Que reste-t-il de Kadare aujourd’hui ? Il y a certainement une leçon universelle sur la vie sous un régime totalitaire. Même lorsqu’il a fait des compromis avec le régime, et cela lui sera reproché, Ismail Kadare a décrit en détail la vie quotidienne, les relations sociales ou intellectuelles sous la dictature.
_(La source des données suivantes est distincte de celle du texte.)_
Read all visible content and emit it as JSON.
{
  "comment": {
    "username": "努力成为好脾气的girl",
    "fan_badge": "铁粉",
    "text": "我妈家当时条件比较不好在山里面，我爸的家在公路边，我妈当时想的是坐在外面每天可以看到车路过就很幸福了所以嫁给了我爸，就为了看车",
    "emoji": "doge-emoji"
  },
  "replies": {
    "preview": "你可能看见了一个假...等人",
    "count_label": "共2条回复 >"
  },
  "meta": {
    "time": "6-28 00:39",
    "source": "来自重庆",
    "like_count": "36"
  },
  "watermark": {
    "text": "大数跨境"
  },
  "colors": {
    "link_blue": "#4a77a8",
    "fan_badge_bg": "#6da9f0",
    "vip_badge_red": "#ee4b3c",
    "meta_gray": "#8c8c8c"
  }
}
Ses récits côtoient ceux que nous ont laissés les grands auteurs des régimes communistes ou fascistes du XXe siècle, une mémoire indispensable.

Ce souvenir, hélas, finit par s’estomper, devenir flou. C’est le cas en Albanie où il n’a pas la place qu’il mérite, dans un pays qui tente d’oublier cette page douloureuse de l’histoire. Il faut se rendre dans sa ville natale de Gjirokastër pour visiter sa maison devenue musée, et retrouver l’atmosphère de sa « chronique de la cité de pierre », le récit de son enfance. Gjirokastër qui est aussi la ville natale d’Enver Hoxha.

Il faut lire et relire Kadaré et tant d’autres géants de la littérature pour échapper à l’un des maux de notre temps : l’amnésie qui nous menace.